If it is desired, when the engine gas flow is via flow path I, to block off completely any flow which may be induced from the centrigual stage 14 of the H.P. compressor 6 through the combustor 8 and into the radial flow state 1 6 of the H.P. turbine 10, this can be achieved by making the combustor 8 axially movable so as to block off the passages 24 and 26 between the combustor 8 and the H.P. spool 6,10.

It will be appreciated that the engine 2 ordinarily operates as a by-pass engine, some of the flow from the L.P. compressor passing to atmosphere through by-pass opening 28. If it is desired to reduce this by-pass flow when gas flow through the engine is via flow path I, this can be achieved by moving the blocker doors 20 to obturate, partially or totally, the by-pass opening 28.

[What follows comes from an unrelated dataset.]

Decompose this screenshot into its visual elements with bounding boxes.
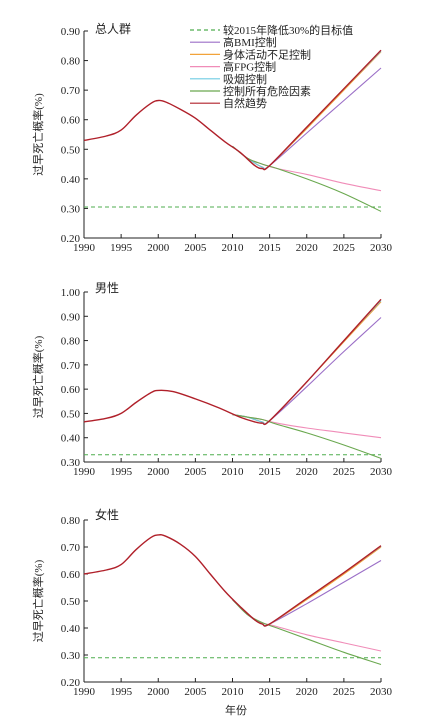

It will be appreciated that in order to allow the performance of the engine to be optimised in its various configurations variable flaps 30 and 32 are provided at the inlet and outlet respectively of the engine to vary the inlet and outlet areas. Also, variable geometry compo nents, e.g. stator vanes or fan blades, may be employed to aid optimisation in various configurations: Referring now to Fig. 2, a second gas turbine engine for powering a supersonic aircraft is similar to the first engine described above, but instead of the engine flow paths I and II having a common portion in which a common combustor is situated, in the second engine the flow paths I and II have no common portion and separate portions of the combustor 8a and 8b are provided in each flow path. Having separate portions of the combustor in separate flow paths allows the flow paths to be straightened and to this end the radial stages 14 and 16 of the H.P.

compressor and H.P. turbine respectively may be replaced by axial flow components.

It will be appreciated that although in the above described engines blocker means in the form of blocker doors are used, alternative forms of blocker means, e.g. shutters or variable irises, may be used if desired.

Claims (4)

1. A gas turbine engine for powering an aircraft, the engine comprising: a first compressor; a second compressor; combustor means; a first turbine for driving the second compressor; a second turbine for driving the first compressor; a first flow path defined within the engine from the first compressor to the second turbine via in flow series the second compressor, the combustor means, and the first turbine; a second flow path defined within the engine from the first compressor to the second turbine via the combustor means, the second flow path by-passing the second compressor and the first turbine; and means for selectably varying gas flow through the engine between the first flow path and the second flow path.

2. A gas turbine engine according to claim 1 wherein the first flow path and the second flow path have a common portion in which a common combustor means is situated.

3. A gas turbine engine according to claim 1 or 2 wherein the means for selectably varying gas flow comprises blocker door means situated in the first flow path and in the second flow path to block a selected one of the first and second flow paths.

4. A gas turbine engine substantially as hereinbefore described with reference to the accompanying drawing.